India remains global growth engine, uniquely poised to lead G20: IMF.

Ahead of the meeting of G20 finance ministers and central bank governors in Bengaluru, the International Monetary Fund (IMF) reiterated that India’s strong performance remains a “bright spot” in an uncertain global economy, said that the country will contribute 15% to global growth, and added that it is “uniquely positioned to bring countries together”.

In a policy blog titled “Policy Priorities for G20: One Earth, One Family, One Future”, taking up from India’s theme for its presidency, IMF managing director Kristalina Georgieva noted that, in Bengaluru, the World Bank, IMF and India’s G20 presidency are convening a new Global Sovereign Debt Roundtable for its first in-person meeting. Describing India as a “global growth engine”, she hailed the country’s unified payment interface as an excellent example of “technology boosting financial inclusion”, and said India’s assessment of central bank digital currencies (CBDCs) can inform studies elsewhere.

She noted that while 2023 will be a challenging year, it could be a turning point with inflation declining and growth bottoming out.
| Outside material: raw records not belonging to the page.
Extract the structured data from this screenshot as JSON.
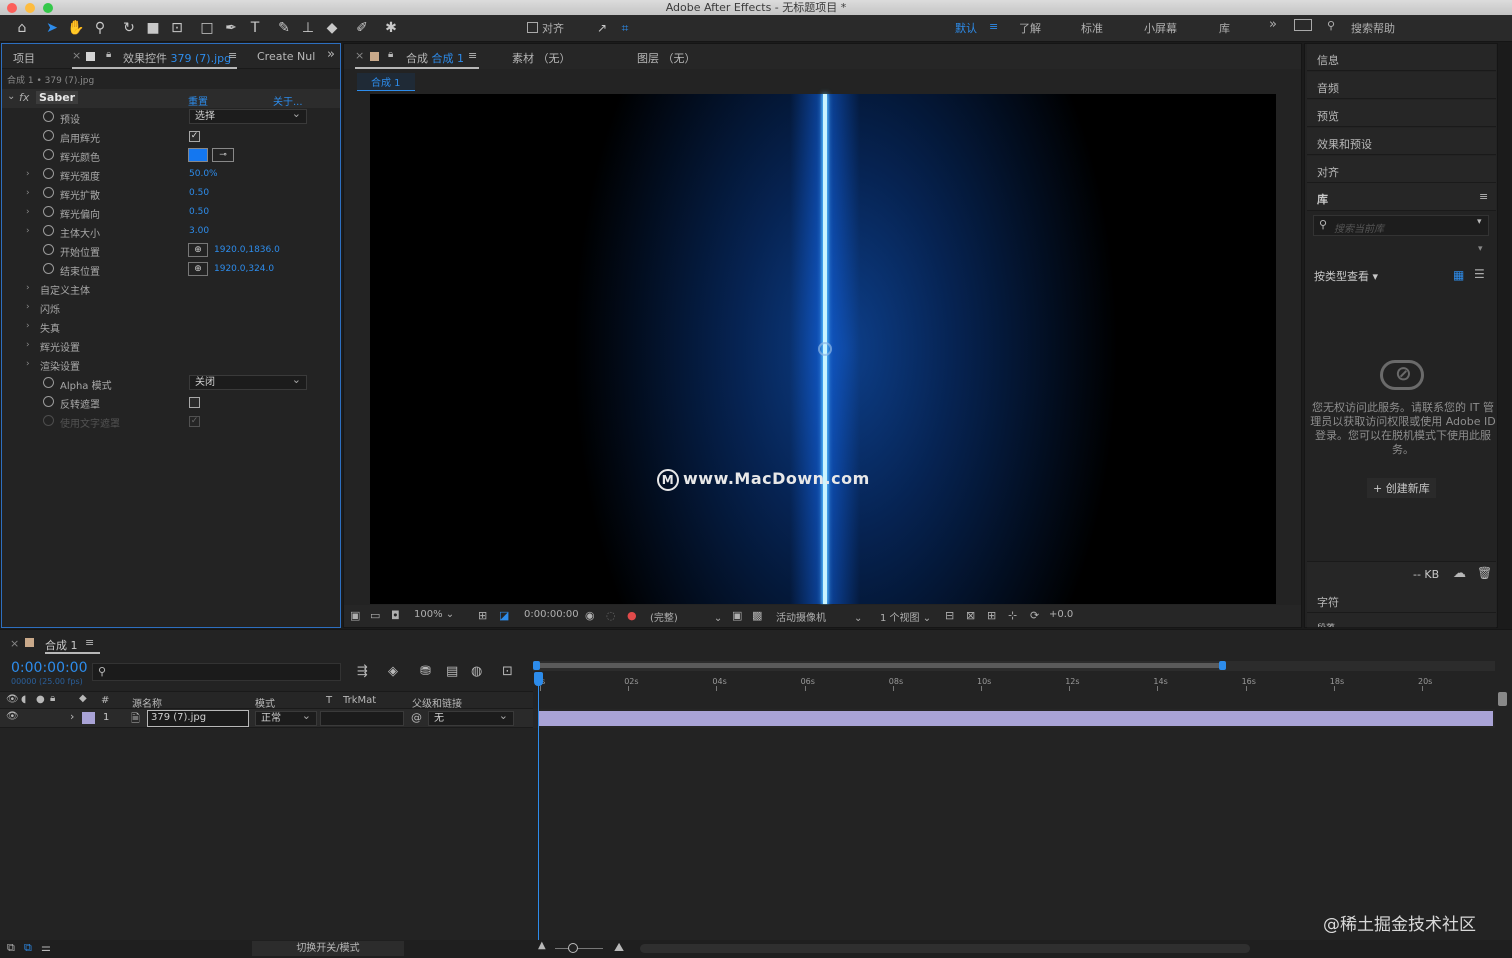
{
  "app": {
    "window_title": "Adobe After Effects - 无标题项目 *"
  },
  "toolbar": {
    "snap_label": "对齐",
    "workspaces": [
      "默认",
      "了解",
      "标准",
      "小屏幕",
      "库"
    ],
    "active_workspace": "默认",
    "search_help_placeholder": "搜索帮助",
    "more": "»"
  },
  "left_panel": {
    "tab_project": "项目",
    "tab_effects_prefix": "效果控件",
    "tab_effects_file": "379 (7).jpg",
    "tab_create": "Create Nul",
    "breadcrumb": "合成 1 • 379 (7).jpg",
    "effect_name": "Saber",
    "reset": "重置",
    "about": "关于...",
    "properties": [
      {
        "name": "预设",
        "kind": "select",
        "value": "选择"
      },
      {
        "name": "启用辉光",
        "kind": "checkbox",
        "checked": true
      },
      {
        "name": "辉光颜色",
        "kind": "color",
        "color": "#1477f0"
      },
      {
        "name": "辉光强度",
        "kind": "value",
        "value": "50.0%",
        "expand": true
      },
      {
        "name": "辉光扩散",
        "kind": "value",
        "value": "0.50",
        "expand": true
      },
      {
        "name": "辉光偏向",
        "kind": "value",
        "value": "0.50",
        "expand": true
      },
      {
        "name": "主体大小",
        "kind": "value",
        "value": "3.00",
        "expand": true
      },
      {
        "name": "开始位置",
        "kind": "point",
        "value": "1920.0,1836.0"
      },
      {
        "name": "结束位置",
        "kind": "point",
        "value": "1920.0,324.0"
      },
      {
        "name": "自定义主体",
        "kind": "group"
      },
      {
        "name": "闪烁",
        "kind": "group"
      },
      {
        "name": "失真",
        "kind": "group"
      },
      {
        "name": "辉光设置",
        "kind": "group"
      },
      {
        "name": "渲染设置",
        "kind": "group"
      },
      {
        "name": "Alpha 模式",
        "kind": "select",
        "value": "关闭"
      },
      {
        "name": "反转遮罩",
        "kind": "checkbox",
        "checked": false
      },
      {
        "name": "使用文字遮罩",
        "kind": "checkbox",
        "checked": true,
        "disabled": true
      }
    ]
  },
  "comp_panel": {
    "tab_prefix": "合成",
    "tab_comp": "合成 1",
    "tab_footage": "素材 （无）",
    "tab_layer": "图层 （无）",
    "sub_tab": "合成 1",
    "watermark": "www.MacDown.com",
    "bottom": {
      "zoom": "100%",
      "timecode": "0:00:00:00",
      "resolution": "(完整)",
      "camera": "活动摄像机",
      "views": "1 个视图",
      "exposure": "+0.0"
    }
  },
  "right_panel": {
    "items": [
      "信息",
      "音频",
      "预览",
      "效果和预设",
      "对齐"
    ],
    "library_title": "库",
    "library_search_placeholder": "搜索当前库",
    "view_by": "按类型查看",
    "message": "您无权访问此服务。请联系您的 IT 管理员以获取访问权限或使用 Adobe ID 登录。您可以在脱机模式下使用此服务。",
    "create_library": "+ 创建新库",
    "kb": "-- KB",
    "char": "字符",
    "para": "段落"
  },
  "timeline": {
    "tab": "合成 1",
    "timecode": "0:00:00:00",
    "fps_info": "00000 (25.00 fps)",
    "columns": {
      "num": "#",
      "source": "源名称",
      "mode": "模式",
      "t": "T",
      "trkmat": "TrkMat",
      "parent": "父级和链接"
    },
    "layer": {
      "index": "1",
      "name": "379 (7).jpg",
      "mode": "正常",
      "parent": "无"
    },
    "ruler": [
      "0s",
      "02s",
      "04s",
      "06s",
      "08s",
      "10s",
      "12s",
      "14s",
      "16s",
      "18s",
      "20s"
    ],
    "toggle_label": "切换开关/模式"
  },
  "footer_watermark": "@稀土掘金技术社区"
}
Alluding to IMF’s latest projections which suggest that global growth will slow to 2.9% this year and then rebound to 3.1% in 2024, she noted, “Look behind the headline numbers and we see emerging market and developing economies providing much of the momentum. We expect them to account for about four-fifths of global growth this year, with India alone expected to contribute more than 15%.”

According to IMF’s latest update, the Indian economy will expand at 6.1% in 2023-24 and 6.8% in 2024-25, the fastest for a major economy. The Indian government expects baseline growth in 2023-24 at 6.5%.

In a world facing multiple challenges and critical geopolitical tensions, Georgieva said that India’s leadership was “critical” and was captured in the G20 theme. She then outlined her vision of the three specific sub themes.

One family

Interpreting the theme of one family as solidarity and protection for the vulnerable, Georgieva wrote that growth is still subpar, price pressures are too high, and after three years of shocks, many economies and people are still hurting. “Notwithstanding some easing in food prices, a record 349 million people in 79 countries face acute food insecurity.”

She argued that fiscal measures must be temporary and “laser-focused on protecting those who are most in need”, bringing inflation back to target remains an “imperative”, and policymakers need to stay the course on monetary tightening. At the same time, Georgieva cautioned, “While the global tightening cycle is necessary to ensure price stability, policymakers must be mindful of adverse spillovers to emerging and developing economies – including through a stronger US dollar and capital outflows.”

On the debt crisis, Georgieva said that 15% of low-income countries were in debt distress, an additional 45% were at high risk of debt distress, and among emerging economies, about 25% were at high risk and facing “default-like” borrowing spreads. Suggesting that the G20 common framework’s ground rules needed to be clarified and processes made more efficient and effective, she announced the convening of the Global Sovereign Debt Roundtable. “This week in Bengaluru, we will meet in-person for the first time — and pave the way for creditors, both public and private, and debtor countries to work together, assess the existing shortcomings and best ways to tackle them.”

One earth

Interpreting one earth as “protecting our planet, our home”, the IMF MD noted the urgency of the climate crisis, the steps being taken to tackle it but also warned against protectionism – a theme that has become urgent as western economies race to provide subsidies to domestic industry to boost the green economy sectors.

While acknowledging that there had been progress as major economies realign their fiscal frameworks to accelerate the green transition, Georgieva warned that policies should stay focused on the transition rather than providing a “competitive advantage” to domestic firms.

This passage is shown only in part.